Le Kéré (qui signifie être affamé en malgache) est la conséquence de quatre années de sécheresse. Dans le Sud de Madagascar, le changement climatique n'est pas une vague idée, mais une réalité. Plus d'un million d'habitants sont victimes de cette tragédie. Reporterre a suivi Moraree, une femme d'environ 70 ans, elle a fait des dizaines de kilomètres à pied, avec son petit-fils de 4 ans (plus ou moins), pour obtenir 22 euros de la part du Programme alimentaire mondial (PAM).

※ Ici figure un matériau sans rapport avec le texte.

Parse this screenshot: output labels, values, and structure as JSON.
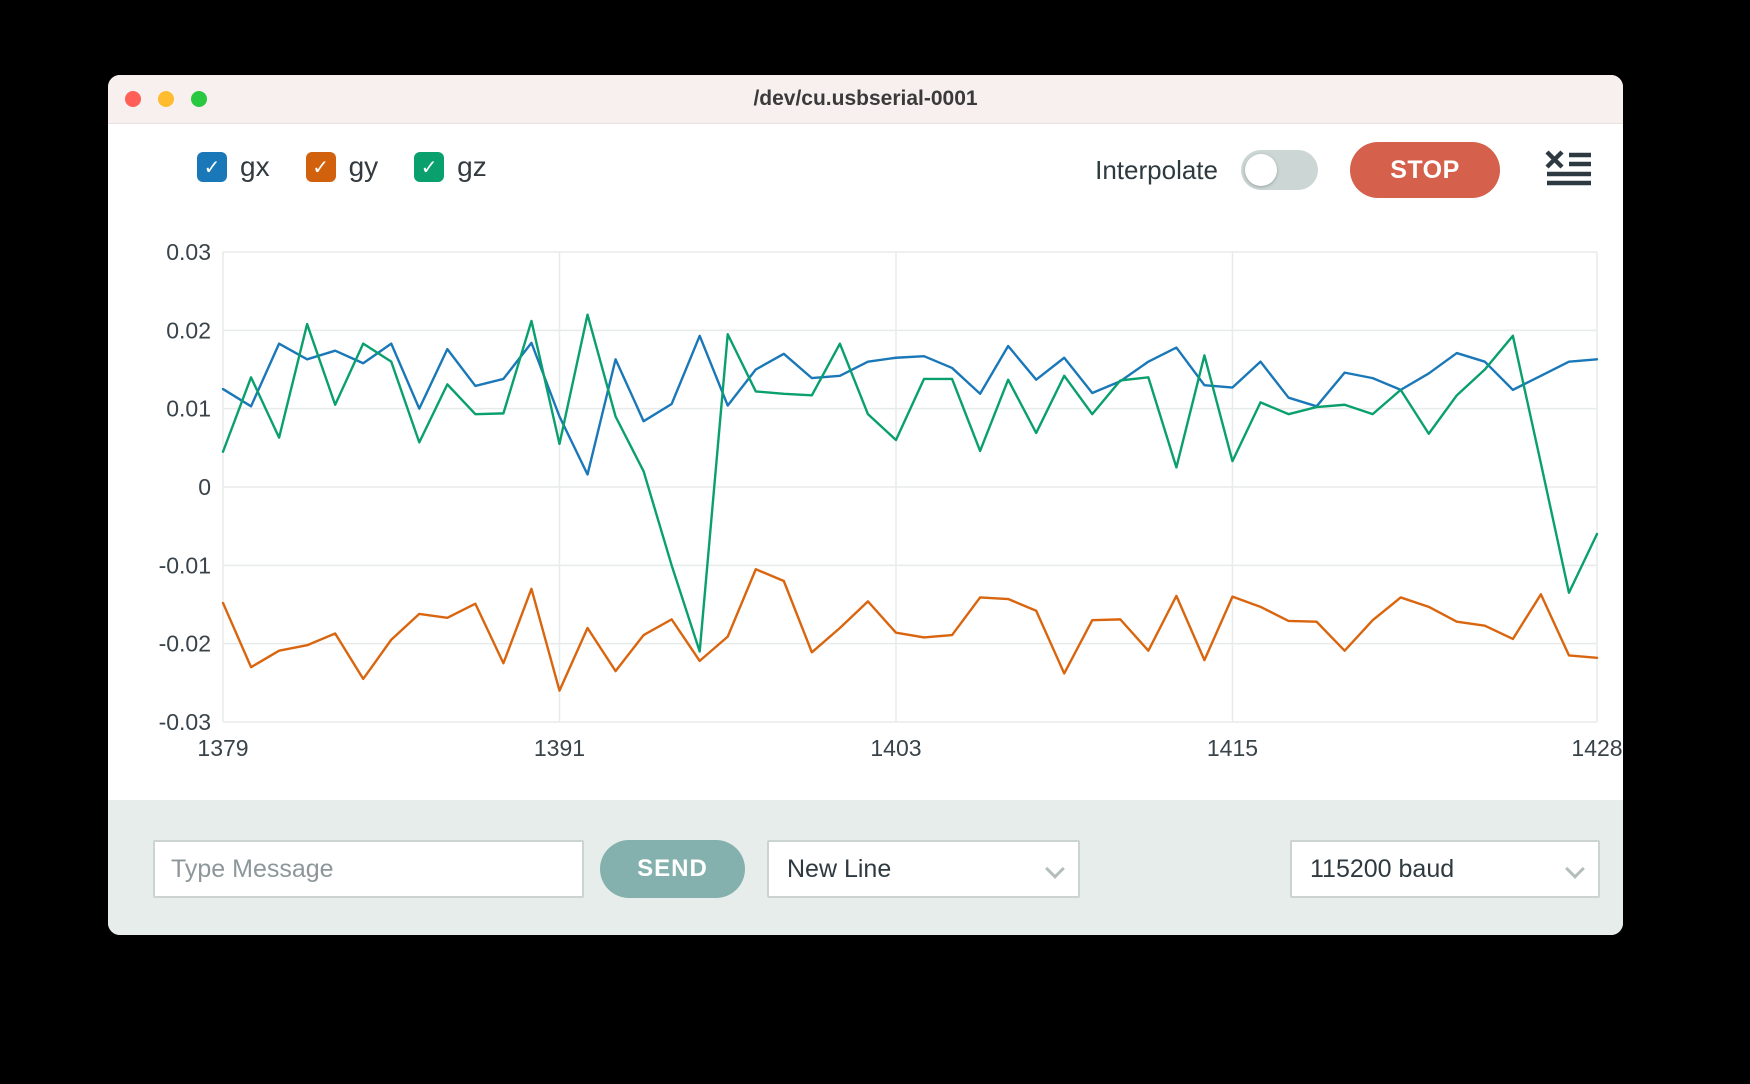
{
  "window": {
    "title": "/dev/cu.usbserial-0001",
    "traffic_lights": {
      "close": "#ff5f57",
      "minimize": "#febc2e",
      "zoom": "#28c840"
    }
  },
  "icons": {
    "check": "✓"
  },
  "legend": {
    "items": [
      {
        "label": "gx",
        "color": "#1a78b8",
        "checked": true
      },
      {
        "label": "gy",
        "color": "#d2610e",
        "checked": true
      },
      {
        "label": "gz",
        "color": "#0aa06d",
        "checked": true
      }
    ]
  },
  "controls": {
    "interpolate_label": "Interpolate",
    "interpolate_on": false,
    "stop_label": "STOP",
    "stop_color": "#d5604c"
  },
  "chart_data": {
    "type": "line",
    "title": "",
    "xlabel": "",
    "ylabel": "",
    "xlim": [
      1379,
      1428
    ],
    "ylim": [
      -0.03,
      0.03
    ],
    "x_ticks": [
      1379,
      1391,
      1403,
      1415,
      1428
    ],
    "y_ticks": [
      0.03,
      0.02,
      0.01,
      0,
      -0.01,
      -0.02,
      -0.03
    ],
    "grid": true,
    "grid_color": "#e7ebea",
    "legend_position": "top-left-checkboxes",
    "x_start": 1379,
    "x_step": 1,
    "series": [
      {
        "name": "gx",
        "color": "#1a78b8",
        "values": [
          0.0125,
          0.0103,
          0.0183,
          0.0163,
          0.0174,
          0.0158,
          0.0183,
          0.01,
          0.0176,
          0.0129,
          0.0138,
          0.0184,
          0.009,
          0.0016,
          0.0163,
          0.0084,
          0.0106,
          0.0193,
          0.0104,
          0.015,
          0.017,
          0.0139,
          0.0142,
          0.016,
          0.0165,
          0.0167,
          0.0152,
          0.0119,
          0.018,
          0.0137,
          0.0165,
          0.012,
          0.0135,
          0.016,
          0.0178,
          0.013,
          0.0127,
          0.016,
          0.0114,
          0.0103,
          0.0146,
          0.0139,
          0.0124,
          0.0145,
          0.0171,
          0.016,
          0.0124,
          0.0142,
          0.016,
          0.0163
        ]
      },
      {
        "name": "gy",
        "color": "#d9650f",
        "values": [
          -0.0148,
          -0.023,
          -0.0209,
          -0.0202,
          -0.0187,
          -0.0245,
          -0.0195,
          -0.0162,
          -0.0167,
          -0.0149,
          -0.0225,
          -0.013,
          -0.026,
          -0.018,
          -0.0235,
          -0.0189,
          -0.0169,
          -0.0222,
          -0.0191,
          -0.0105,
          -0.012,
          -0.0211,
          -0.018,
          -0.0146,
          -0.0186,
          -0.0192,
          -0.0189,
          -0.0141,
          -0.0143,
          -0.0158,
          -0.0238,
          -0.017,
          -0.0169,
          -0.0209,
          -0.0139,
          -0.0221,
          -0.014,
          -0.0153,
          -0.0171,
          -0.0172,
          -0.0209,
          -0.017,
          -0.0141,
          -0.0153,
          -0.0172,
          -0.0177,
          -0.0194,
          -0.0137,
          -0.0215,
          -0.0218
        ]
      },
      {
        "name": "gz",
        "color": "#0aa06d",
        "values": [
          0.0045,
          0.014,
          0.0063,
          0.0208,
          0.0105,
          0.0183,
          0.016,
          0.0057,
          0.0131,
          0.0093,
          0.0094,
          0.0212,
          0.0055,
          0.022,
          0.009,
          0.002,
          -0.01,
          -0.021,
          0.0195,
          0.0122,
          0.0119,
          0.0117,
          0.0183,
          0.0093,
          0.006,
          0.0138,
          0.0138,
          0.0046,
          0.0137,
          0.0069,
          0.0142,
          0.0093,
          0.0136,
          0.014,
          0.0025,
          0.0168,
          0.0033,
          0.0108,
          0.0093,
          0.0102,
          0.0105,
          0.0093,
          0.0124,
          0.0068,
          0.0117,
          0.015,
          0.0193,
          0.003,
          -0.0135,
          -0.006
        ]
      }
    ]
  },
  "bottom_bar": {
    "message_placeholder": "Type Message",
    "send_label": "SEND",
    "send_color": "#84b1ad",
    "line_ending_value": "New Line",
    "baud_value": "115200 baud"
  }
}
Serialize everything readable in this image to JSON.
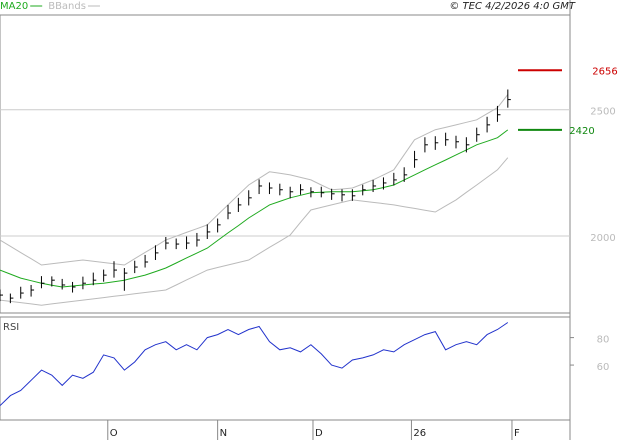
{
  "chart_data": [
    {
      "type": "ohlc",
      "source": "© TEC 4/2/2026 4:0 GMT",
      "xlim": [
        0,
        55
      ],
      "ylim": [
        1695,
        2875
      ],
      "yticks": [
        2000,
        2500
      ],
      "grid": true,
      "price": {
        "color": "#000000",
        "high": [
          1788,
          1772,
          1799,
          1806,
          1841,
          1840,
          1830,
          1818,
          1839,
          1855,
          1867,
          1900,
          1873,
          1902,
          1925,
          1963,
          1996,
          1990,
          1998,
          2012,
          2046,
          2069,
          2123,
          2151,
          2181,
          2224,
          2212,
          2207,
          2195,
          2205,
          2193,
          2195,
          2187,
          2185,
          2185,
          2203,
          2222,
          2232,
          2250,
          2272,
          2337,
          2391,
          2395,
          2409,
          2397,
          2391,
          2429,
          2472,
          2515,
          2580
        ],
        "low": [
          1742,
          1734,
          1752,
          1760,
          1793,
          1800,
          1788,
          1776,
          1789,
          1805,
          1819,
          1835,
          1783,
          1853,
          1875,
          1905,
          1947,
          1948,
          1948,
          1958,
          1988,
          2014,
          2066,
          2095,
          2121,
          2166,
          2166,
          2161,
          2149,
          2163,
          2153,
          2153,
          2143,
          2137,
          2139,
          2161,
          2174,
          2184,
          2200,
          2214,
          2270,
          2331,
          2341,
          2357,
          2347,
          2331,
          2373,
          2410,
          2452,
          2508
        ],
        "close": [
          1766,
          1754,
          1774,
          1786,
          1813,
          1825,
          1806,
          1798,
          1813,
          1825,
          1845,
          1865,
          1853,
          1877,
          1897,
          1933,
          1972,
          1968,
          1972,
          1984,
          2016,
          2044,
          2091,
          2123,
          2151,
          2198,
          2190,
          2183,
          2175,
          2183,
          2175,
          2171,
          2167,
          2163,
          2159,
          2183,
          2198,
          2210,
          2222,
          2242,
          2302,
          2361,
          2369,
          2381,
          2373,
          2361,
          2401,
          2440,
          2480,
          2540
        ]
      },
      "series": [
        {
          "name": "MA20",
          "color": "#1faa1f",
          "values": [
            1865,
            1849,
            1833,
            1823,
            1813,
            1805,
            1798,
            1802,
            1806,
            1810,
            1813,
            1819,
            1825,
            1835,
            1845,
            1859,
            1873,
            1893,
            1913,
            1932,
            1952,
            1982,
            2012,
            2041,
            2071,
            2097,
            2123,
            2137,
            2151,
            2161,
            2171,
            2173,
            2175,
            2175,
            2175,
            2179,
            2183,
            2192,
            2202,
            2222,
            2242,
            2262,
            2282,
            2301,
            2321,
            2341,
            2361,
            2375,
            2389,
            2420
          ]
        },
        {
          "name": "BBands",
          "color": "#bbbbbb",
          "upper": [
            1984,
            1959,
            1934,
            1910,
            1885,
            1890,
            1895,
            1900,
            1905,
            1900,
            1895,
            1890,
            1885,
            1910,
            1935,
            1959,
            1984,
            1999,
            2014,
            2029,
            2044,
            2084,
            2123,
            2163,
            2202,
            2228,
            2254,
            2248,
            2242,
            2232,
            2222,
            2202,
            2183,
            2186,
            2190,
            2206,
            2222,
            2242,
            2262,
            2322,
            2381,
            2401,
            2421,
            2430,
            2440,
            2450,
            2460,
            2484,
            2508,
            2560
          ],
          "lower": [
            1746,
            1741,
            1736,
            1731,
            1726,
            1731,
            1736,
            1741,
            1746,
            1751,
            1756,
            1761,
            1766,
            1771,
            1776,
            1781,
            1786,
            1806,
            1826,
            1845,
            1865,
            1875,
            1885,
            1895,
            1905,
            1930,
            1955,
            1979,
            2004,
            2054,
            2103,
            2113,
            2123,
            2133,
            2143,
            2138,
            2133,
            2128,
            2123,
            2116,
            2109,
            2102,
            2095,
            2119,
            2143,
            2173,
            2202,
            2232,
            2262,
            2310
          ]
        }
      ],
      "levels": [
        {
          "value": 2656,
          "color": "#cc0000"
        },
        {
          "value": 2420,
          "color": "#118811"
        }
      ]
    },
    {
      "type": "line",
      "title": "RSI",
      "xlim": [
        0,
        55
      ],
      "ylim": [
        20,
        95
      ],
      "yticks": [
        60,
        80
      ],
      "xticks": [
        {
          "value": 10.4,
          "label": "O"
        },
        {
          "value": 21,
          "label": "N"
        },
        {
          "value": 30.2,
          "label": "D"
        },
        {
          "value": 39.7,
          "label": "26"
        },
        {
          "value": 49.4,
          "label": "F"
        }
      ],
      "series": [
        {
          "name": "RSI",
          "color": "#2233cc",
          "values": [
            30.4,
            37.8,
            41.5,
            48.9,
            56.3,
            52.6,
            45.2,
            52.6,
            50.4,
            54.8,
            67.4,
            65.2,
            56.3,
            62.2,
            71.1,
            74.8,
            77,
            71.1,
            74.8,
            71.1,
            80,
            82.2,
            85.9,
            82.2,
            85.9,
            88.1,
            77,
            71.1,
            72.6,
            69.6,
            74.8,
            68.1,
            60,
            57.8,
            63.7,
            65.2,
            67.4,
            71.1,
            69.6,
            74.8,
            78.5,
            82.2,
            84.4,
            71.1,
            74.8,
            77,
            74.8,
            82.2,
            85.9,
            91
          ]
        }
      ]
    }
  ]
}
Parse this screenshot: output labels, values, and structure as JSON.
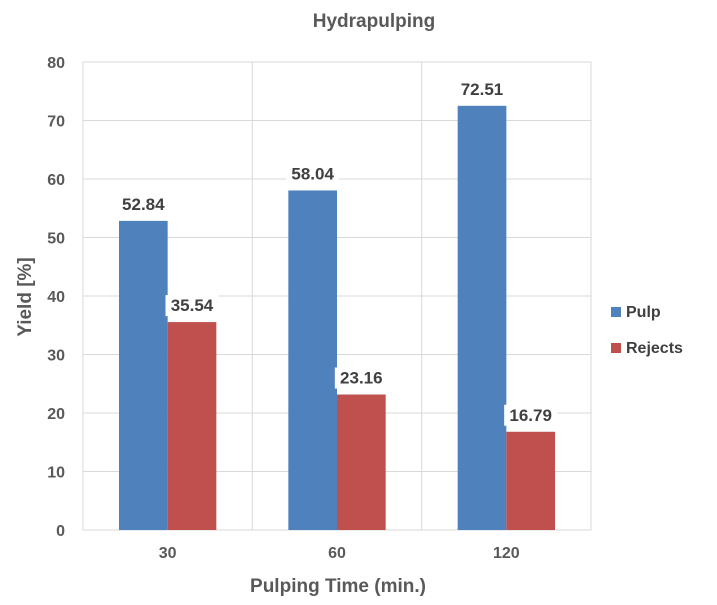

L'enfant n'a jamais vu la pluie, ou presque. Les champs de sa famille sont désespérément secs. Les cultures de manioc et de maïs sont un lointain souvenir. Avec les quelques ariary offerts, la famille va acheter à prix d'or un peu de riz. Un kapoaka, soit 290 grammes, est vendu 0,44 centimes d'euro. Une fortune ! Les familles sont nombreuses et en une semaine, les 22 euros ont presque été engloutis dans l'achat de quelques denrées essentielles. Moraree, résume la situation, le plus simplement du monde, sans larmoyer : "On est en train de mourir de faim, mais aussi du manque d’eau". Ce portrait, illustre la vie de plus d'1 million 700 000 Malgaches.
Amnesty souhaite une mobilisation internationale
Le rapport publié, le 27 octobre 2021, par Amnesty International s'intitule : "Il sera trop tard quand nous serons mort". Les experts de l'Organisation non gouvernementale ont analysé les causes de la famine qui frappe le Sud de Madagascar. La conclusion est simple. La sécheresse est liée au changement climatique. Elle illustre les conséquences de la hausse des températures mondiales. L'augmentation d'un degré semble anodine et pourtant, elle a impact sur la circulation des flux atmosphériques et océaniques.
À quelques semaines de la COP26, Amnesty International vient rappeler que l'action ou l'inaction ne sont pas sans conséquence. Elle demande aux pays industrialisés :
- à s’engager en faveur d’objectifs de réduction des émissions à la fois ambitieux et respectueux des droits humains, afin de maintenir l’élévation de la température moyenne de la planète en dessous de 1,5°C ;
- à s’engager à abandonner rapidement les énergies fossiles, au lieu de compter sur des mesures de compensation qui retardent l’action pour le climat et risquent d’avoir des conséquences néfastes pour les droits fondamentaux ;
- à mettre en place un mécanisme mondial pour soutenir les personnes dont les droits ont été affectés, les États riches en assurant le coût via un financement nouveau, additionnel et non assujetti à un remboursement ;
- à garantir le droit à l’information et à la participation concernant les prises de décisions liées au climat pour les personnes affectées à tous les niveaux.
Les pollueurs doivent payer
La formule du pollueur payeur est facilement acceptée, quand il est question de notre environnement immédiat. Elle est plus difficilement admise quand il est question d'incidences lointaines. Pourtant, ce rapport laisse peu de place au doute. Les experts d'Amnesty sont catégoriques et de souligner : "Les pays qui ont le plus contribué au changement climatique, sont ceux qui ont le plus de ressources disponibles pour fournir une aide financière et technique". Ils pointent l'urgence actuelle, mais également à venir, "L’objectif et d’aider les personnes à Madagascar à mieux s’adapter aux conséquences du changement climatique, notamment aux épisodes de sécheresse de plus en plus longs et intense", écrit 2424.mg.
Le PAM (Programme Alimentaire Mondial) estime, en octobre 2021, : "Que 1,14 million de Malgaches vivant dans le Sud subissent des niveaux élevés d'insécurité alimentaire aiguë".